Zechner R, Moser R, Newman T C, Fried S K, Breslow J L
Institute of Medical Biochemistry, University of Graz, Austria.
J Biol Chem. 1991 Jun 5;266(16):10583-8.
Apolipoprotein E (apoE) is an important constituent of plasma lipoproteins and a ligand for several lipoprotein receptors. It is produced mainly in the liver but also in several peripheral tissues like brain, adrenal glands, kidney, and macrophages. Some of these tissues also coexpress lipoprotein lipase (LPL), an important enzyme in the metabolism of lipids and lipoproteins. This suggested a possible coordinate expression of these genes and led us to analyze whether adipocytes, a major source of LPL, could also synthesize apoE. Northern blotting experiments showed that apoE mRNA is found in differentiated mouse 3T3-L1 adipocytes as well as biopsies of human adipose tissue maintained in organ culture but not in undifferentiated 3T3-L1 preadipocytes. [35S]Methionine pulse-labeling experiments revealed that apoE protein is produced in human adipose tissue and differentiated mouse 3T3-L1 adipocytes but not in preadipocytes. In biosynthetic labeling experiments, most apoE was found to be cell associated even after prolonged chase periods. Heparin treatment of the cultured cells did not enhance apoE secretion. During differentiation of 3T3-L1 cells, the onset of apoE gene expression was later than that of LPL. The apoE mRNA and intracellular apoE protein concentrations increased linearly with time of differentiation, at least through day 11, whereas LPL showed highest expression at day 7 and then declined. The increase in apoE mRNA correlated with the cellular lipid content. Inhibition of lipid accumulation in differentiated cells by biotin deprivation decreased apoE expression. Cholesterol-loading experiments suggested that apoE mRNA expression is regulated by the intracellular free cholesterol content of 3T3-L1 adipocytes. In contrast, the LPL mRNA level was not influenced by biotin deprivation or cholesterol loading. Human recombinant tumor necrosis factor, a potent inhibitor of LPL gene transcription, had no effect on adipocyte apoE mRNA levels. Therefore, although apoE and LPL are both expressed in adipocytes in a differentiation-dependent manner, the time course of their expression differs as do their responses to cellular lipid content and tumor necrosis factor. We conclude that these genes are not coordinately regulated in adipocytes.

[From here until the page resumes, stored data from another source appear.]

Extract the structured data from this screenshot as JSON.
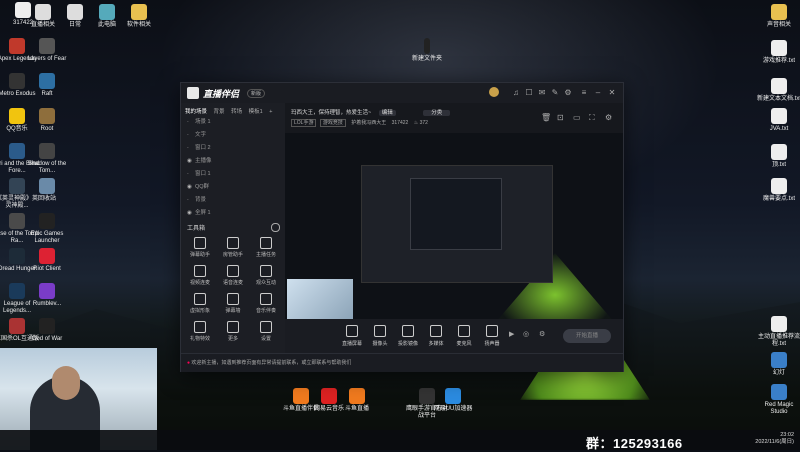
{
  "desktop": {
    "top_left_number": "317422",
    "left_icons": [
      {
        "label": "Apex Legends",
        "color": "#c0392b"
      },
      {
        "label": "Layers of Fear",
        "color": "#555"
      },
      {
        "label": "Metro Exodus",
        "color": "#333"
      },
      {
        "label": "Raft",
        "color": "#2d6fa3"
      },
      {
        "label": "QQ音乐",
        "color": "#f1c40f"
      },
      {
        "label": "Root",
        "color": "#8e6e3c"
      },
      {
        "label": "Ori and the Blind Fore...",
        "color": "#2b5b8a"
      },
      {
        "label": "Shadow of the Tom...",
        "color": "#444"
      },
      {
        "label": "《英灵神殿》英灵神殿...",
        "color": "#345"
      },
      {
        "label": "回收站",
        "color": "#6a8aa8"
      },
      {
        "label": "Rise of the Tomb Ra...",
        "color": "#4a4a4a"
      },
      {
        "label": "Epic Games Launcher",
        "color": "#222"
      },
      {
        "label": "Dread Hunger",
        "color": "#1d2b38"
      },
      {
        "label": "Riot Client",
        "color": "#d23"
      },
      {
        "label": "League of Legends...",
        "color": "#1a3a5a"
      },
      {
        "label": "Rumblev...",
        "color": "#7a3cc8"
      },
      {
        "label": "三国杀OL互通版",
        "color": "#a33"
      },
      {
        "label": "God of War",
        "color": "#222"
      }
    ],
    "top_icons": [
      {
        "label": "直播相关",
        "color": "#ddd"
      },
      {
        "label": "日常",
        "color": "#ddd"
      },
      {
        "label": "此电脑",
        "color": "#5ab"
      },
      {
        "label": "软件相关",
        "color": "#e8c050"
      }
    ],
    "top_center_label": "新建文件夹",
    "right_icons": [
      {
        "label": "声音相关",
        "color": "#e8c050"
      },
      {
        "label": "游戏推荐.txt",
        "color": "#eee"
      },
      {
        "label": "新建文本文档.txt",
        "color": "#eee"
      },
      {
        "label": "JVA.txt",
        "color": "#eee"
      },
      {
        "label": "顶.txt",
        "color": "#eee"
      },
      {
        "label": "魔兽要点.txt",
        "color": "#eee"
      },
      {
        "label": "主动直播推荐流程.txt",
        "color": "#eee"
      },
      {
        "label": "幻灯",
        "color": "#3a7fc8"
      },
      {
        "label": "Red Magic Studio",
        "color": "#3a7fc8"
      }
    ],
    "bottom_icons": [
      {
        "label": "斗鱼直播伴侣",
        "color": "#f07a1e"
      },
      {
        "label": "网易云音乐",
        "color": "#d22"
      },
      {
        "label": "斗鱼直播",
        "color": "#f07a1e"
      },
      {
        "label": "鹰眼手游官方对战平台",
        "color": "#333"
      },
      {
        "label": "网易UU加速器",
        "color": "#2b8be0"
      }
    ]
  },
  "app": {
    "title": "直播伴侣",
    "badge": "新版",
    "sidebar_tabs": [
      "我的场景",
      "背景",
      "转场",
      "模板1"
    ],
    "scenes": [
      {
        "label": "场景 1",
        "visible": false
      },
      {
        "label": "文字",
        "visible": false
      },
      {
        "label": "窗口 2",
        "visible": false
      },
      {
        "label": "主播像",
        "visible": true
      },
      {
        "label": "窗口 1",
        "visible": false
      },
      {
        "label": "QQ群",
        "visible": true
      },
      {
        "label": "背景",
        "visible": false
      },
      {
        "label": "全屏 1",
        "visible": true
      }
    ],
    "tools_title": "工具箱",
    "tools": [
      {
        "label": "弹幕助手"
      },
      {
        "label": "房管助手"
      },
      {
        "label": "主播任务"
      },
      {
        "label": "视频连麦"
      },
      {
        "label": "语音连麦"
      },
      {
        "label": "观众互动"
      },
      {
        "label": "虚拟形象"
      },
      {
        "label": "弹幕墙"
      },
      {
        "label": "音乐伴奏"
      },
      {
        "label": "礼物特效"
      },
      {
        "label": "更多"
      },
      {
        "label": "设置"
      }
    ],
    "header_room": "玛西大王，保持理智，热爱生活~",
    "header_btn1": "编辑",
    "header_btn2": "分类",
    "sub_category": "LOL手游",
    "sub_tag": "游戏竞技",
    "room_name": "护着我冯西大王",
    "room_id": "317422",
    "viewer_count": "372",
    "controls": [
      {
        "label": "直播屏幕"
      },
      {
        "label": "摄像头"
      },
      {
        "label": "投影镜像"
      },
      {
        "label": "多媒体"
      },
      {
        "label": "麦克风"
      },
      {
        "label": "扬声器"
      }
    ],
    "start_button": "开始直播",
    "status_text": "欢迎新主播，如遇到推荐页面有异常请提前联系，或立即联系与帮助我们"
  },
  "taskbar": {
    "group_text": "群：125293166",
    "time": "23:02",
    "date": "2022/11/6(周日)"
  }
}
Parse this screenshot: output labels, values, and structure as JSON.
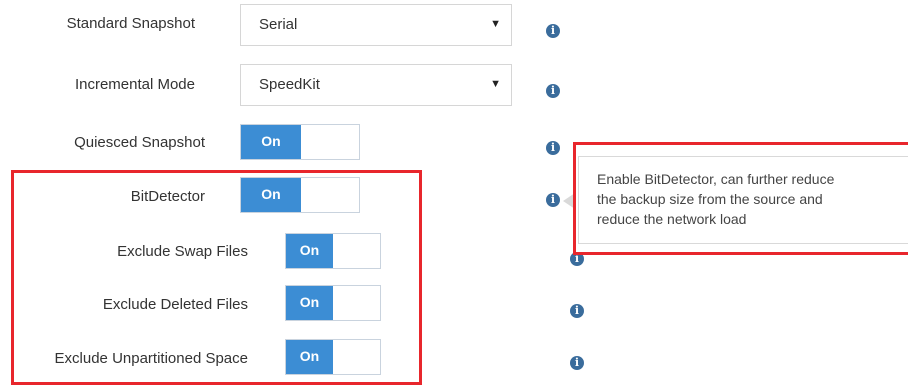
{
  "settings": {
    "standard_snapshot": {
      "label": "Standard Snapshot",
      "value": "Serial"
    },
    "incremental_mode": {
      "label": "Incremental Mode",
      "value": "SpeedKit"
    },
    "quiesced_snapshot": {
      "label": "Quiesced Snapshot",
      "state": "On"
    },
    "bitdetector": {
      "label": "BitDetector",
      "state": "On"
    },
    "exclude_swap": {
      "label": "Exclude Swap Files",
      "state": "On"
    },
    "exclude_deleted": {
      "label": "Exclude Deleted Files",
      "state": "On"
    },
    "exclude_unpartitioned": {
      "label": "Exclude Unpartitioned Space",
      "state": "On"
    }
  },
  "tooltip": {
    "lines": [
      "Enable BitDetector, can further reduce",
      "the backup size from the source and",
      "reduce the network load"
    ]
  },
  "icons": {
    "info": "info-icon",
    "caret": "caret-down-icon"
  },
  "colors": {
    "toggle_on": "#3c8dd4",
    "highlight": "#e8262c",
    "info": "#3a6c9c"
  }
}
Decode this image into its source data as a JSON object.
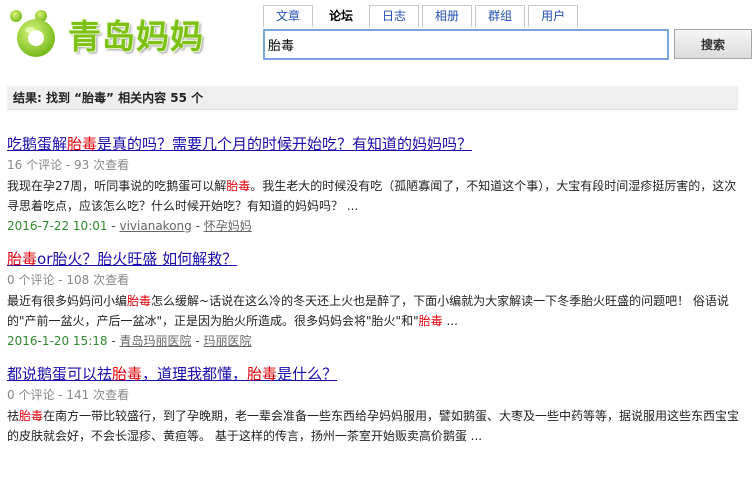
{
  "logo": {
    "text": "青岛妈妈"
  },
  "tabs": [
    {
      "label": "文章",
      "active": false
    },
    {
      "label": "论坛",
      "active": true
    },
    {
      "label": "日志",
      "active": false
    },
    {
      "label": "相册",
      "active": false
    },
    {
      "label": "群组",
      "active": false
    },
    {
      "label": "用户",
      "active": false
    }
  ],
  "search": {
    "value": "胎毒",
    "button_label": "搜索"
  },
  "result_summary": "结果: 找到 “胎毒” 相关内容 55 个",
  "highlight_color": "#e0000a",
  "results": [
    {
      "title_parts": [
        "吃鹅蛋解",
        "胎毒",
        "是真的吗？需要几个月的时候开始吃？有知道的妈妈吗？"
      ],
      "meta": "16 个评论 - 93 次查看",
      "snippet_parts": [
        "我现在孕27周，听同事说的吃鹅蛋可以解",
        "胎毒",
        "。我生老大的时候没有吃（孤陋寡闻了，不知道这个事），大宝有段时间湿疹挺厉害的，这次寻思着吃点，应该怎么吃？什么时候开始吃？有知道的妈妈吗？ ..."
      ],
      "date": "2016-7-22 10:01",
      "author": "vivianakong",
      "forum": "怀孕妈妈"
    },
    {
      "title_parts": [
        "胎毒",
        "or胎火？胎火旺盛 如何解救？"
      ],
      "meta": "0 个评论 - 108 次查看",
      "snippet_parts": [
        "最近有很多妈妈问小编",
        "胎毒",
        "怎么缓解~话说在这么冷的冬天还上火也是醉了，下面小编就为大家解读一下冬季胎火旺盛的问题吧！ 俗语说的\"产前一盆火，产后一盆冰\"，正是因为胎火所造成。很多妈妈会将\"胎火\"和\"",
        "胎毒",
        " ..."
      ],
      "date": "2016-1-20 15:18",
      "author": "青岛玛丽医院",
      "forum": "玛丽医院"
    },
    {
      "title_parts": [
        "都说鹅蛋可以祛",
        "胎毒",
        "，道理我都懂，",
        "胎毒",
        "是什么？"
      ],
      "meta": "0 个评论 - 141 次查看",
      "snippet_parts": [
        "祛",
        "胎毒",
        "在南方一带比较盛行，到了孕晚期，老一辈会准备一些东西给孕妈妈服用，譬如鹅蛋、大枣及一些中药等等，据说服用这些东西宝宝的皮肤就会好，不会长湿疹、黄疸等。 基于这样的传言，扬州一茶室开始贩卖高价鹅蛋 ..."
      ],
      "date": "",
      "author": "",
      "forum": ""
    }
  ]
}
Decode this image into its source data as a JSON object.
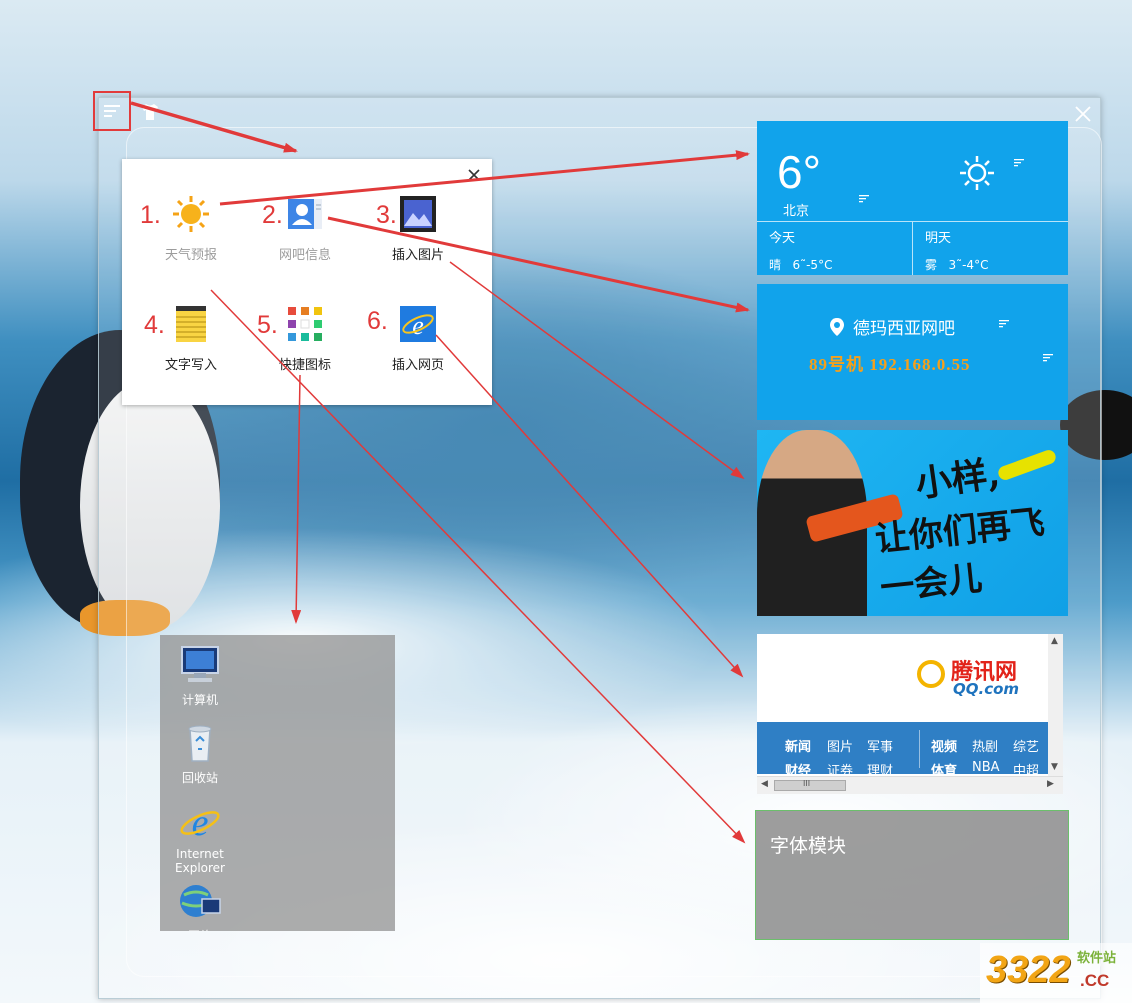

载脂蛋白E(apoE)是血浆脂蛋白的重要组成部分,也是几种脂蛋白受体的配体。它主要在肝脏中产生,但也在一些外周组织中产生,如脑、肾上腺、肾脏和巨噬细胞。这些组织中的一些也共同表达脂蛋白脂肪酶(LPL),这是脂质和脂蛋白代谢中的一种重要酶。这表明这些基因可能存在协同表达,从而促使我们分析脂肪细胞(LPL的主要来源)是否也能合成apoE。Northern印迹实验表明,在分化的小鼠3T3-L1脂肪细胞以及器官培养中保存的人脂肪组织活检样本中发现了apoE mRNA,但在未分化的3T3-L1前脂肪细胞中未发现。[35S]甲硫氨酸脉冲标记实验表明,人脂肪组织和分化的小鼠3T3-L1脂肪细胞中产生了apoE蛋白,但前脂肪细胞中未产生。在生物合成标记实验中,即使经过长时间的追踪期,大多数apoE仍与细胞相关。用肝素处理培养细胞并未增强apoE的分泌。在3T3-L1细胞分化过程中,apoE基因表达的开始时间晚于LPL。apoE mRNA和细胞内apoE蛋白浓度随分化时间呈线性增加,至少在第11天之前是这样,而LPL在第7天表达最高,然后下降。apoE mRNA的增加与细胞脂质含量相关。通过生物素剥夺抑制分化细胞中的脂质积累会降低apoE表达。胆固醇加载实验表明,apoE mRNA表达受3T3-L1脂肪细胞内游离胆固醇含量的调节。相比之下,生物素剥夺或胆固醇加载对LPL mRNA水平没有影响。人重组肿瘤坏死因子是LPL基因转录的有效抑制剂,对脂肪细胞apoE mRNA水平没有影响。因此,尽管apoE和LPL都以分化依赖的方式在脂肪细胞中表达,但它们表达的时间进程不同,对细胞脂质含量和肿瘤坏死因子的反应也不同。我们得出结论,这些基因在脂肪细胞中不是协同调节的。